Why money was invented? Let’s look into the history
All human interactions involve exchange of goods or services in some way or another. In ancient times, commodities/ services were exchanged for commodities services and this system was termed as Barter System. But as the civilizations grew more complex, instead of exchanging domestic commodities themselves, man started using certain objects like figures of stone, wood or bones as means for exchange of goods or services. Afterwards, currency took shape of metal coins or rods or some other metallic objects. Later on, Chinese introduced paper currency and whole world has been following them since then even till today. Presently, almost every country in the world has its major part of currency in paper form or Banknotes.

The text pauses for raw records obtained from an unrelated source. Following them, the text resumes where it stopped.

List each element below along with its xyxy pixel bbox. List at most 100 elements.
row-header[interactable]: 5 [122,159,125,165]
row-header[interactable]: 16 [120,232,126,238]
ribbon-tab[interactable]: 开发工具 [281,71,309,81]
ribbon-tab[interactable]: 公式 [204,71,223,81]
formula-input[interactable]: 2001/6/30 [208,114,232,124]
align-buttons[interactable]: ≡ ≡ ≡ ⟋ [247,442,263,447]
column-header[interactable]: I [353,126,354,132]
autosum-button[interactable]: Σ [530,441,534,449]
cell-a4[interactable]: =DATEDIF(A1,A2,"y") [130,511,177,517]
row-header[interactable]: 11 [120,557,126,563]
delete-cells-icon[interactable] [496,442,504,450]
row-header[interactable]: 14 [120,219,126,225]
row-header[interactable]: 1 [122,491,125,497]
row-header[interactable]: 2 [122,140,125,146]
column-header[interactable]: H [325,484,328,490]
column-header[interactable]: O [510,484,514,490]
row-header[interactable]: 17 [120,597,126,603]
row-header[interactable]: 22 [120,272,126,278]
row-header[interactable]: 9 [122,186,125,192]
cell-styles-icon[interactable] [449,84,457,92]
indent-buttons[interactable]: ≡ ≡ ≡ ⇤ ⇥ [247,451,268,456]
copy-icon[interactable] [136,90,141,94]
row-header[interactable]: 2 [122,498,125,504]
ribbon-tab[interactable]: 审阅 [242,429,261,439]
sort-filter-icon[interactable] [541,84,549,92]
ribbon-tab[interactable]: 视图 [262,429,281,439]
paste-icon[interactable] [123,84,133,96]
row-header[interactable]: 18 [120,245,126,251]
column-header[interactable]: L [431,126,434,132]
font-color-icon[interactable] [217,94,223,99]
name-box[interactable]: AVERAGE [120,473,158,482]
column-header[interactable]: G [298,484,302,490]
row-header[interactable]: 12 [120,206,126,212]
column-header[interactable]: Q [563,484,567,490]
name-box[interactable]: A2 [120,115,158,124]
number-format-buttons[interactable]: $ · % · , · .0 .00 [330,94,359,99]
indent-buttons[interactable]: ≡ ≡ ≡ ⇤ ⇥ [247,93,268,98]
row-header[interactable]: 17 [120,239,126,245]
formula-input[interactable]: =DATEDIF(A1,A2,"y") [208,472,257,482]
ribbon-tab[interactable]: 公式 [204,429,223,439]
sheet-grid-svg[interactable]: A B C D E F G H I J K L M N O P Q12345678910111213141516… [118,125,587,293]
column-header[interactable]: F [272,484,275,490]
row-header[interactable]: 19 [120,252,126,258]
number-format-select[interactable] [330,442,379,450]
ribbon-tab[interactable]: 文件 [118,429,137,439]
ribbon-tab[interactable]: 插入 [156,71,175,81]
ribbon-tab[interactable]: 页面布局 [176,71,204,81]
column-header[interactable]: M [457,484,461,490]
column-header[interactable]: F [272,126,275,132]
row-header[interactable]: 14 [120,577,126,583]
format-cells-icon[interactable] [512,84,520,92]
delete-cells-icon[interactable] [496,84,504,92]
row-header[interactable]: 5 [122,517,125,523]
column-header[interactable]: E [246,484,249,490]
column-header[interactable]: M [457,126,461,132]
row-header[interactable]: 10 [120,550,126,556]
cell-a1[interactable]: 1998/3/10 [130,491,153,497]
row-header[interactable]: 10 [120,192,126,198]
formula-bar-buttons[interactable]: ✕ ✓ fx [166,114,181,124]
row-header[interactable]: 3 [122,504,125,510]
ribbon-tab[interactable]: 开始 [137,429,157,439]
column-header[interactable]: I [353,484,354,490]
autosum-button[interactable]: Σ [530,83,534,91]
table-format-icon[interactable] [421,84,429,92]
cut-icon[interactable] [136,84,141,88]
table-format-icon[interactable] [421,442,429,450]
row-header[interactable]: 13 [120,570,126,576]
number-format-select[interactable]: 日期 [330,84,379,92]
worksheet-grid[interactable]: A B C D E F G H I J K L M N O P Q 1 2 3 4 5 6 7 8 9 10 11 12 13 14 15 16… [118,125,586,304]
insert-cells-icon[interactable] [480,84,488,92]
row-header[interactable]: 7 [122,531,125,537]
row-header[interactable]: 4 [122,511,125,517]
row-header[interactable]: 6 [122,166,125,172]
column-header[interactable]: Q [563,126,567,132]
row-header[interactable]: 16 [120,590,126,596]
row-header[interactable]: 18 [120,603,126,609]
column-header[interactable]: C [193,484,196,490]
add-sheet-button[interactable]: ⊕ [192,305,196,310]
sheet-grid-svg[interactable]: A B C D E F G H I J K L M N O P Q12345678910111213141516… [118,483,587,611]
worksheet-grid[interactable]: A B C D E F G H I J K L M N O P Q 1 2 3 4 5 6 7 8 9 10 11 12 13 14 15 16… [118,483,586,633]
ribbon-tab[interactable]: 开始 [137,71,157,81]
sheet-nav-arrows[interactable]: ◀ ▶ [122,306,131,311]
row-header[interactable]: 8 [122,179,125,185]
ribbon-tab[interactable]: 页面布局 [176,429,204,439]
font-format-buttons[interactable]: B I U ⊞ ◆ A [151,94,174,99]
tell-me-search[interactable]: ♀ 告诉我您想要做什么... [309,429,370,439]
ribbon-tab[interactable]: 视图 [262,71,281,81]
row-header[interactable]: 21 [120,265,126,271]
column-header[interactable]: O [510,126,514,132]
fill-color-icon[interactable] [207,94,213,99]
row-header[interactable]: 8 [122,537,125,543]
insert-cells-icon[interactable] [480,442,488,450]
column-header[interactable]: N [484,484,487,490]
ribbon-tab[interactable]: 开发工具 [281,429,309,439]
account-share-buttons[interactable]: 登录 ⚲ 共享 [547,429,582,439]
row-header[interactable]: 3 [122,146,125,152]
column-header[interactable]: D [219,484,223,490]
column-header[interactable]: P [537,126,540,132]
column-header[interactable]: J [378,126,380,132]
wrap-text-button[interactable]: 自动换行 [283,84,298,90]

Why digital currency is needed?
No doubt, paper currency or light metal coin currency is way superior and civilized method of transaction than the ancient Barter System or bone/ stone currency. But, it was materialized in 21st century that Paper currency was not a safe means of financial interaction as it, being a physically tangible entity, could be snatched, looted, stolen or physically embezzled. Hence, this predicament forced the economic man of 21st century to formulate some kind of non-tangible currency that could replace banknote or coin currency in all respects but could be way safer, secure and could ensure privacy too. Hence, was invented the concept of digital currency. Digital currency is a computer based medium of exchange and makes the user devoid of the paper/ coin currency. With the advent of newer and sophisticated technologies, Digital currency took many shapes. Cryptocurrency is one of them and in this article; we will discuss basics of cryptocurrencies.
What is cryptocurrency?
The word crypto means secret, covert or coded. In simplest terms, cryptocurrencies are lines of code having monetary value. Cryptocurrency is a modern concept in the history of money and it is the name given to a system that uses certain kind of electronic cash along with cryptography (the art of coding and decoding) to allow the secure transfer and exchange of digital tokens in a distributed and decentralized manner. These tokens can also be traded at market rates for fiat currencies.
Basic principle of cryptocurrency
The basic principle of cryptocurrency is as follows. First of all, it is a digital currency and paper notes are totally out of picture here. Secondly, it is not dependent upon a third party for clearing the transactions; which is the most striking feature of cryptocurrencies. Let me explain this in a little detail. For instance, in other digital currencies, when a person ‘A’ gives money to another person ‘B’ through his or her computer portal, a problem called Double Spending arises. What this means is that ‘A’ will be giving money to ‘B’ by sending some form of a computer file; as it is a digital currency. But, we all know that when we send a file through email, it remains in sent items and does not get deleted on its own. This brings the possibility of using the same file again and again and this phenomenon is called Double Spending. To solve this problem, all other digital currencies involve a centralized third party like a bank, PayPal etc, which ensures that the sent amount is deducted from the sender’s account. The biggest disadvantage to dependency upon an intermediary party is that these transactions can be reversed by intermediary party. However, cryptocurrencies have solved this problem and make transactions securely possible on decentralized peer to peer basis and the transactions are cleared and verified automatically without depending upon any sort of centralized clearinghouse. Hence, the control of whole network remains in the hands of the users themselves which creates an air of ‘Freedom’ and independency.
Some Technicalities of cryptocurrency
In fact, cryptocurrencies are predefined or pre calculated computer files which employ different sorts of key pairs which are formulated through a specific cryptographic algorithm. Any person carrying these key pairs is in possession of cryptocurrency. All the key pairs are archived in a file called ‘wallet.dat’ file. This file is housed in a hidden directory in the hard drive of the user. These are these encrypted key pairs which are sent between different users involved in a transaction. It is worth mentioning here that the loss of ‘wallet.dat’ file will result in the loss of cryptocurrency. Hence, it is the most important file item in the realm of cryptocurrencies.
Trends in cryptocurrencies
The first cryptocurrency was an open source project called Bitcoin, which began trading in January 2009 and it was the brainchild of a pseudonymous writer known as Satoshi Nakamoto. Since then, many other cryptocurrencies have been introduced following the lines of Bitcoin like Litecoine, Altcoine etc. ‘The First Time and the Final Transfer’ feature of cryptocurrencies has made them extremely popular in the market economy and many people are getting attracted towards them for continuing with their financial pursuits in the ever expanding digital age. But unfortunately, this innovative technology, being in its rudimentary form, has happened to fall into the hands of some people having malicious intentions in the recent past, who tried to hack into the cryptocurrency network protocols and were able to embezzled large amounts of money from accounts of users. But it is hoped that such problems will be resolved if the digital security paraphernalia is improved against hackers.
Future of cryptocurrencies
Cryptocurrency is an impressive technical achievement, but it remains a monetary experiment. It is suspected that even if cryptocurrencies survive, they may not fully replace fiat currencies but nothing can be said for sure in world economics. If people will show propensity towards adopting cryptocurrency, nothing will be able to stop it from achieving worldwide employment.